Since [itex]f[/itex] is a strictly monotonic function, we must have have either
[tex]f(a_1) \lt f(a_2) \lt ... \lt f(a_n) \text{ or,}[/tex][tex]f(a_1) \gt f(a_2) \gt ... \gt f(a_n)[/tex]
It follows that [tex] nf(a_1) \lt \sum_{i=1}^{n} f(a_i) \lt nf(a_n) \text{ or,}[/tex][tex]nf(a_1) \gt \sum_{i=1}^{n} f(a_i) \gt nf(a_n)[/tex] for each set of inequalities, respectively. Further, these inequalities imply [tex] f(a_1) \lt \frac{1}{n} \sum_{i=1}^{n} f(a_i) \lt f(a_n) \text{ or,}[/tex][tex]f(a_1) \gt \frac{1}{n}\sum_{i=1}^{n} f(a_i) \gt f(a_n)[/tex] Now we simply consider each case. First, assume that [itex]f[/itex] strictly increases. Then [itex]g[/itex] also strictly increases, and we may apply [itex]g[/itex] to the first set of inequalities above to derive: [tex]a_1 \lt M_f \lt a_n[/tex]
Now assume [itex]f[/itex] strictly decreases. Then [itex]g[/itex] strictly decreases as well. If we apply [itex]g[/itex] to the second set of inequalities above, the inequality signs must reverse since the function is decreasing.

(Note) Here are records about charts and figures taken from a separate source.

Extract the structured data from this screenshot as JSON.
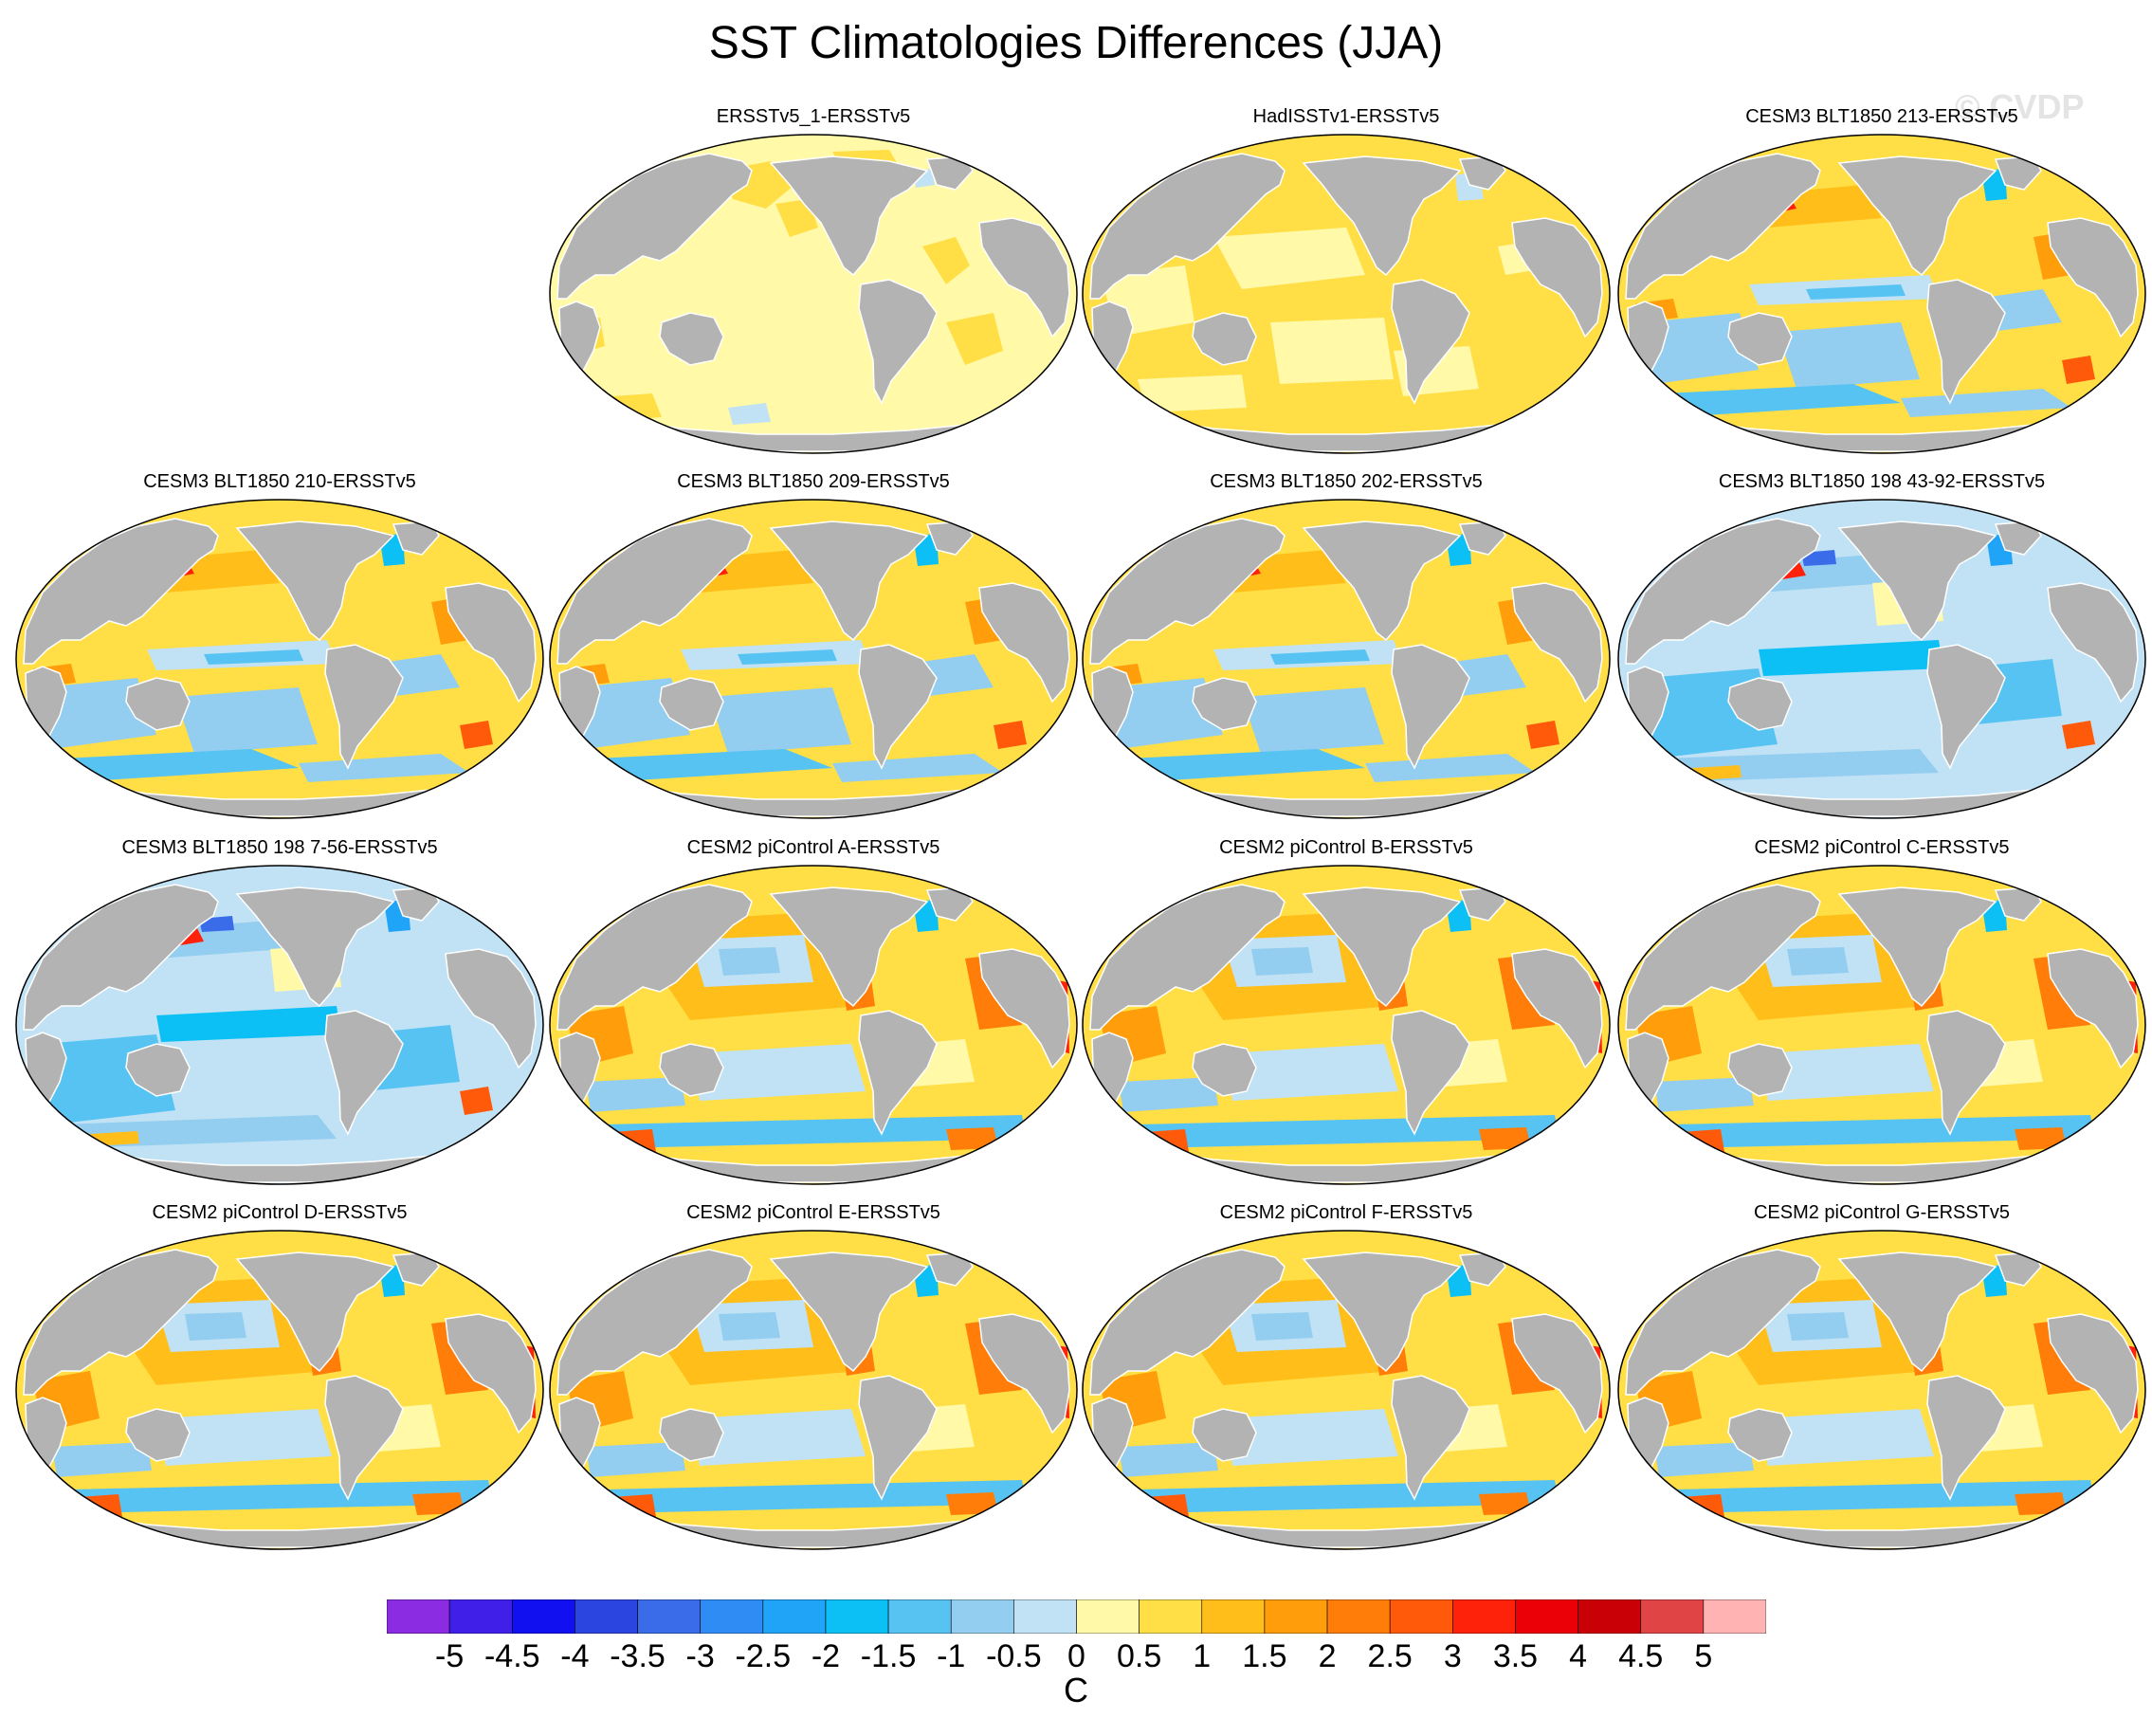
{
  "title": "SST Climatologies Differences (JJA)",
  "watermark": "© CVDP",
  "panels": [
    {
      "title": "ERSSTv5_1-ERSSTv5",
      "style": "ersst"
    },
    {
      "title": "HadISSTv1-ERSSTv5",
      "style": "hadisst"
    },
    {
      "title": "CESM3 BLT1850 213-ERSSTv5",
      "style": "blt"
    },
    {
      "title": "CESM3 BLT1850 210-ERSSTv5",
      "style": "blt"
    },
    {
      "title": "CESM3 BLT1850 209-ERSSTv5",
      "style": "blt"
    },
    {
      "title": "CESM3 BLT1850 202-ERSSTv5",
      "style": "blt"
    },
    {
      "title": "CESM3 BLT1850 198 43-92-ERSSTv5",
      "style": "blt198"
    },
    {
      "title": "CESM3 BLT1850 198 7-56-ERSSTv5",
      "style": "blt198"
    },
    {
      "title": "CESM2 piControl A-ERSSTv5",
      "style": "cesm2"
    },
    {
      "title": "CESM2 piControl B-ERSSTv5",
      "style": "cesm2"
    },
    {
      "title": "CESM2 piControl C-ERSSTv5",
      "style": "cesm2"
    },
    {
      "title": "CESM2 piControl D-ERSSTv5",
      "style": "cesm2"
    },
    {
      "title": "CESM2 piControl E-ERSSTv5",
      "style": "cesm2"
    },
    {
      "title": "CESM2 piControl F-ERSSTv5",
      "style": "cesm2"
    },
    {
      "title": "CESM2 piControl G-ERSSTv5",
      "style": "cesm2"
    }
  ],
  "colorbar": {
    "units": "C",
    "labels": [
      "-5",
      "-4.5",
      "-4",
      "-3.5",
      "-3",
      "-2.5",
      "-2",
      "-1.5",
      "-1",
      "-0.5",
      "0",
      "0.5",
      "1",
      "1.5",
      "2",
      "2.5",
      "3",
      "3.5",
      "4",
      "4.5",
      "5"
    ],
    "colors": [
      "#8b2be2",
      "#4020e8",
      "#1010f0",
      "#2b45e0",
      "#3a6be8",
      "#2f8cf5",
      "#1fa4f7",
      "#0cc0f5",
      "#57c3f3",
      "#93cdf0",
      "#c0e2f4",
      "#fff9a8",
      "#ffdf45",
      "#ffbe1a",
      "#ff9e0a",
      "#ff7d08",
      "#ff5a0a",
      "#ff220a",
      "#ec0008",
      "#c90006",
      "#e04444",
      "#ffb3b3"
    ]
  }
}
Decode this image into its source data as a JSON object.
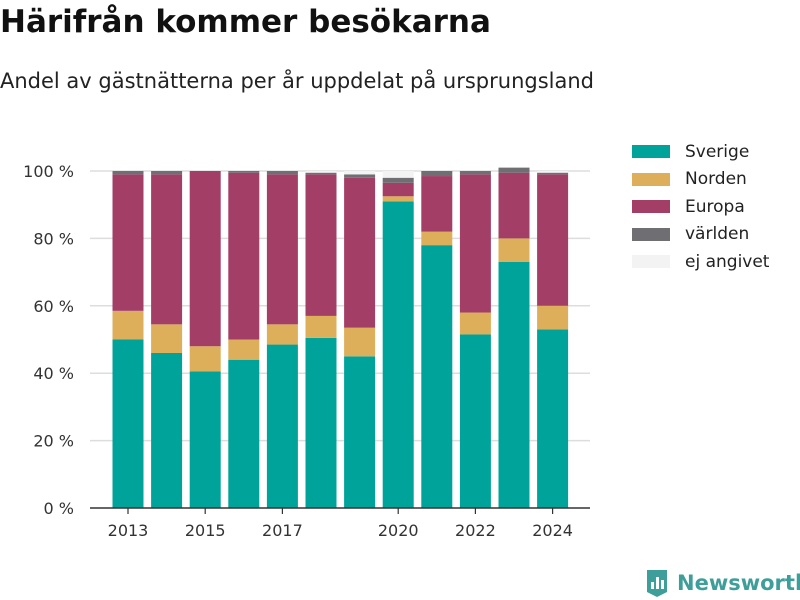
{
  "title": "Härifrån kommer besökarna",
  "subtitle": "Andel av gästnätterna per år uppdelat på ursprungsland",
  "brand": {
    "name": "Newsworthy",
    "icon": "bar-chart-flag-icon",
    "color": "#3e9e9a"
  },
  "chart_data": {
    "type": "bar",
    "stacked": true,
    "title": "Härifrån kommer besökarna",
    "subtitle": "Andel av gästnätterna per år uppdelat på ursprungsland",
    "xlabel": "",
    "ylabel": "",
    "categories": [
      "2013",
      "2014",
      "2015",
      "2016",
      "2017",
      "2018",
      "2019",
      "2020",
      "2021",
      "2022",
      "2023",
      "2024"
    ],
    "x_tick_labels": [
      "2013",
      "2015",
      "2017",
      "2020",
      "2022",
      "2024"
    ],
    "y_tick_labels": [
      "0 %",
      "20 %",
      "40 %",
      "60 %",
      "80 %",
      "100 %"
    ],
    "y_ticks": [
      0,
      20,
      40,
      60,
      80,
      100
    ],
    "ylim": [
      0,
      100
    ],
    "grid": true,
    "legend_position": "right",
    "series": [
      {
        "name": "Sverige",
        "color": "#00a39a",
        "values": [
          50,
          46,
          40.5,
          44,
          48.5,
          50.5,
          45,
          91,
          78,
          51.5,
          73,
          53
        ]
      },
      {
        "name": "Norden",
        "color": "#ddaf5a",
        "values": [
          8.5,
          8.5,
          7.5,
          6,
          6,
          6.5,
          8.5,
          1.5,
          4,
          6.5,
          7,
          7
        ]
      },
      {
        "name": "Europa",
        "color": "#a33f66",
        "values": [
          40.5,
          44.5,
          52,
          49.5,
          44.5,
          42,
          44.5,
          4,
          16.5,
          41,
          19.5,
          39
        ]
      },
      {
        "name": "världen",
        "color": "#6e6e73",
        "values": [
          1,
          1,
          0,
          0.5,
          1,
          0.5,
          1,
          1.5,
          1.5,
          1,
          1.5,
          0.5
        ]
      },
      {
        "name": "ej angivet",
        "color": "#f3f3f3",
        "values": [
          0,
          0,
          0,
          0,
          0,
          0.5,
          1,
          2,
          0,
          0,
          0,
          0.5
        ]
      }
    ]
  }
}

Therefore, we derive: [tex]g[f(a_1)] \lt g[\frac{1}{n}\sum_{i=1}^{n} f(a_i)] \lt g[f(a_n)][/tex][tex]a_1 \lt M_f \lt a_n[/tex]
This completes the proof of problem 1.
Solution 2.
If [itex] h(x) = af(x) + b[/itex], then [itex] f(x) = \frac{h(x) - b}{a}[/itex]. We may apply [itex]g[/itex] to both sides to get [tex] x = g(\frac{h(x)-b}{a})[/tex] Let [itex]s(y)=x[/itex] be the inverse function of [itex]h(x)[/itex], such that [itex] y = h(x) [/itex]. Through this we attain: [tex] s(y) = g(\frac{y - b}{a})[/tex] Now we may consider [itex]M_h[/itex]. [tex] M_h = s(\frac{1}{n}\sum_{i=1}^{n} h(a_i))[/tex][tex]M_h = g(\frac{\frac{1}{n}\sum_{i=1}^{n} h(a_i) - b}{a})[/tex] We may write [itex] b = \frac{1}{n}\sum_{i=1}^{n}b [/itex], which allows us to work with both terms together in the numerator. Combine the denominator into the sum to make the proof clearer. Through this, we may derive: [tex] M_h = g(\frac{1}{n}[\sum_{i=1}^{n}\frac{ h(a_i) - b}{a}]) [/tex] Since [itex] f(x) = \frac{h(x) - b}{a}[/itex] for each [itex] x = a_1, x = a_2, ..., x=a_n[/itex], the sum reduces to [tex] M_h = g(\frac{1}{n}\sum_{i=1}^{n} f(a_i) = M_f[/tex] This is true by definition, and thus completes the proof.